The matte shots of the submarine are, to its credit, better than Scorsese’s Blue Peter efforts in Cape Fear but it all becomes a bit too much like an underwater Star Trek. (“Captain, the power’s gone.” “Switch to batteries.”)

Rutger saunters through it all with considerable aplomb, bestowing upon even his most staccato speeches a kind of suave grandeur, like Clark Gable in The Misfits.

On the evidence of The Chair, much like “Mad” Frank, poor David Icke should be locked up out of harm’s way.

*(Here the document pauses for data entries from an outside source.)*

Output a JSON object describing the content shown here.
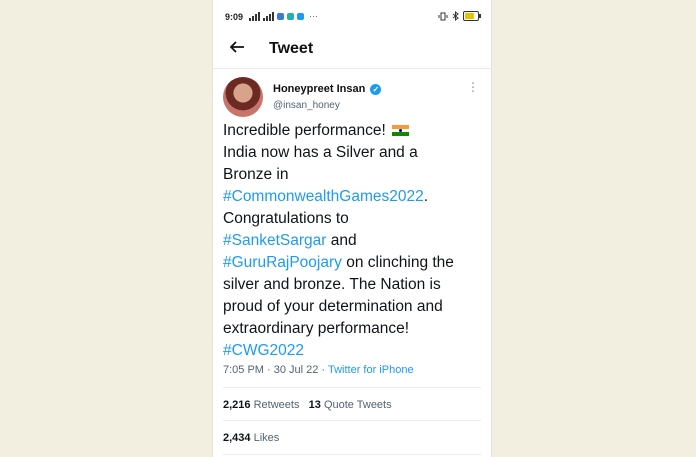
{
  "status_bar": {
    "time": "9:09",
    "dots": "···"
  },
  "header": {
    "title": "Tweet"
  },
  "tweet": {
    "display_name": "Honeypreet  Insan",
    "handle": "@insan_honey",
    "verified_mark": "✓",
    "more_glyph": "⋮",
    "lines": [
      "Incredible performance!",
      "India now has a Silver and a",
      "Bronze in",
      "#CommonwealthGames2022",
      ".",
      "Congratulations to",
      "#SanketSargar",
      " and",
      "#GuruRajPoojary",
      " on clinching the",
      "silver and bronze. The Nation is",
      "proud of your determination and",
      "extraordinary performance!",
      "#CWG2022"
    ],
    "timestamp": "7:05 PM · 30 Jul 22 · ",
    "source": "Twitter for iPhone",
    "retweets_count": "2,216",
    "retweets_label": "Retweets",
    "quote_count": "13",
    "quote_label": "Quote Tweets",
    "likes_count": "2,434",
    "likes_label": "Likes"
  },
  "colors": {
    "link": "#1d9bf0",
    "background": "#f2efe0"
  }
}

We would have learned more about him if Oliver James, the Chair’s resident (querulous) psychiatrist, could stop interrupting. (Just get Anthony Clare for the next series.).

Icke reveals that as a toddler, he used to cross the road to avoid people (now it’s vice versa) and that football was his saviour.

When he recalls the time people would laugh at him wherever he went, the juvenile James sniggers. Even when Oliver clears him of being schizophrenic – on the (erroneous) grounds that he has none of the classic symptoms – Icke scents a conspiracy.

“But who decided what the classic symptoms are ? And who told us them, you see ?”

His paranoia certainly seems clinical and terminal.

Oliver James cops out from giving his conclusion.

But in Tapehead’s view, the medical term of it is: bananas.